Quand le metteur en scène du riche Babel et de l’intrigant Biutiful sort Birdman en 2015, Alejandro Gonzalez Inarritu crée un véritable raz-de-marée. Ceci pour plusieurs raisons apparentes. Un casting 4 étoiles qui parvient admirablement à se donner la réplique. L’ancien rôle-titre des Batman de Tim Burton, Michael Keaton interprète un personnage d’une proximité presque autobiographique. Dans le film, Riggan Thomson est un comédien vivant dans l’ombre de son rôle de super-héros datant de 20 ans, en quête d’un renouveau dans sa carrière. Il monte donc une pièce et place tous ses espoirs dans celle-ci. Il sait que ses proches et le monde de la presse l’attendent au tournant.
Une des autres raisons apparentes réside bien sûr dans le (faux) plan-séquence adopté par le cinéaste pour nous livrer ce récit. Soit, ce n’est pas révolutionnaire (technique déjà présente dans La Corde de 1948), mais ce parti pris nous donne une fluidité magistrale des images. Elle contribue à une mise en abyme certaine dans laquelle un spectacle se dessine au sein d’un autre spectacle, entouré de couloirs sans fin.
L’œuvre est parfaitement millimétrée dans cette longue colonne vertébrale rythmée par un cœur jazzy. La musique nous guide dans ces longs couloirs. Inarritu démontre bien sa singularité avec ce film d’une scénographie précise dans laquelle s’entrecroisent différentes personnalités. Ils se retrouvent et se séparent dans cet hommage à l’art de la performance vivante. Ce n’est pas par hasard que nous nous retrouvons dans le monde de Broadway. Nous accédons ainsi au Temple des comédiens, dans laquelle la critique peut tuer ou sauver une carrière. Notre espace diégétique est limité aux murs du théâtre et aux rues new-yorkaises.

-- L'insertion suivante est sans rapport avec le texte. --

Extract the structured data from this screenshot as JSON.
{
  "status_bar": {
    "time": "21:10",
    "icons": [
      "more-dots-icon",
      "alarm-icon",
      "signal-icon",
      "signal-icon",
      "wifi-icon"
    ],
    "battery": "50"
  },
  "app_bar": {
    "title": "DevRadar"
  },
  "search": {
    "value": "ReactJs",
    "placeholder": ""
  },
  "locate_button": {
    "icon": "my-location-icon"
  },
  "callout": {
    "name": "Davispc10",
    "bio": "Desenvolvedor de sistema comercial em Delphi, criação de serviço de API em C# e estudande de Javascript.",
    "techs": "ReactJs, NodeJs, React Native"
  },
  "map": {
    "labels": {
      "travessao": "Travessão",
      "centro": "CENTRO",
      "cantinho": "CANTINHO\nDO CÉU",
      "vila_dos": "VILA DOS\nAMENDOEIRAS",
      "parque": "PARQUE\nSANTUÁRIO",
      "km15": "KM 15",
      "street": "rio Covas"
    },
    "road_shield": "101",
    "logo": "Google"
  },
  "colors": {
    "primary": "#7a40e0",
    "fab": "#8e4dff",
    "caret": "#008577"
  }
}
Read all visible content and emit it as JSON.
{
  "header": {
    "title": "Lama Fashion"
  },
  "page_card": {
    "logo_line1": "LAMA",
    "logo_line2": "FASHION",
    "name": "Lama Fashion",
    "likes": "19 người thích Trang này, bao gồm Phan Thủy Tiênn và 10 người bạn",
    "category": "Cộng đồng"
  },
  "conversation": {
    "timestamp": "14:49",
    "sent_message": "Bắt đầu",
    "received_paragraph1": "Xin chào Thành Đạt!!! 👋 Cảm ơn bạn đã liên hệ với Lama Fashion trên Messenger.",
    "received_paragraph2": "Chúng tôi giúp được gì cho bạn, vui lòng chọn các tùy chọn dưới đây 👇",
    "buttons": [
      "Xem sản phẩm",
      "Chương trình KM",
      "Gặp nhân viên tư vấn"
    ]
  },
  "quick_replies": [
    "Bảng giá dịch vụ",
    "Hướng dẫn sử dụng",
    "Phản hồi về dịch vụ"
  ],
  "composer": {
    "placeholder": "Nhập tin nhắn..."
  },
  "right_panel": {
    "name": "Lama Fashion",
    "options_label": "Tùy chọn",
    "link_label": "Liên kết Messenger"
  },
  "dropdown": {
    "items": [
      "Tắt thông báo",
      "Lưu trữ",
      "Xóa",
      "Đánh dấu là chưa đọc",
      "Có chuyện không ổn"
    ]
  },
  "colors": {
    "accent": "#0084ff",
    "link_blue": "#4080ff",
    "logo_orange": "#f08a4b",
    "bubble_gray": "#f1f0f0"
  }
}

L’enjeu est là pour notre protagoniste. Thomson revient dans les sources de l’art de jouer. Dans une industrie dominée par la production de blockbusters comme ceux des Marvel, les comédiens actuels doivent soit rentrer dans une marge ou bien se remettre en question en prenant des risques. Il y a bien une distanciation de la notion d’acteur à celle de star de cinéma (une « movie star »). Les comédiens, eux-mêmes des « personnages » mis au premier plan de notre société, ne savent pas se reconnaître devant un miroir. Ils doivent ouvrir un journal pour voir à quoi il ressemblent, une image qui ne leur appartient plus.
Le film aborde des thèmes durs et crus et réussit à passer à la suite sans aucune césure. Conformément aux différents personnages, un panel important de fortes émotions transparaissent : de l’humour potache à une tristesse naturelle enfouie en nous tous qui sort à des moments inopportuns pour nous donner de magnifiques scènes.
Même si notre cadre paraît relativement limité, Inarritu et son équipe utilisent de grands moyens pour faire de ce récit un conte bien à part. Que ce soit dans la mise en scène pointilleuse, les effets spéciaux ou même la voix-off, ce film dépeint l’Homme, ses crises constantes d’identité et sa place dans le monde. Dans cette volonté de soulever la question de l’estime de soi, l’œuvre tout en n’étant pas simpliste au vue des moyens donne une dimension très personnelle qui touche directement.
Dénonçant des paroles limitées à des « étiquettes », Thomson étouffe et veut sa liberté. Birdman est un film libre qui parle, qui bouge sans limite: c’est une œuvre affranchie de tout.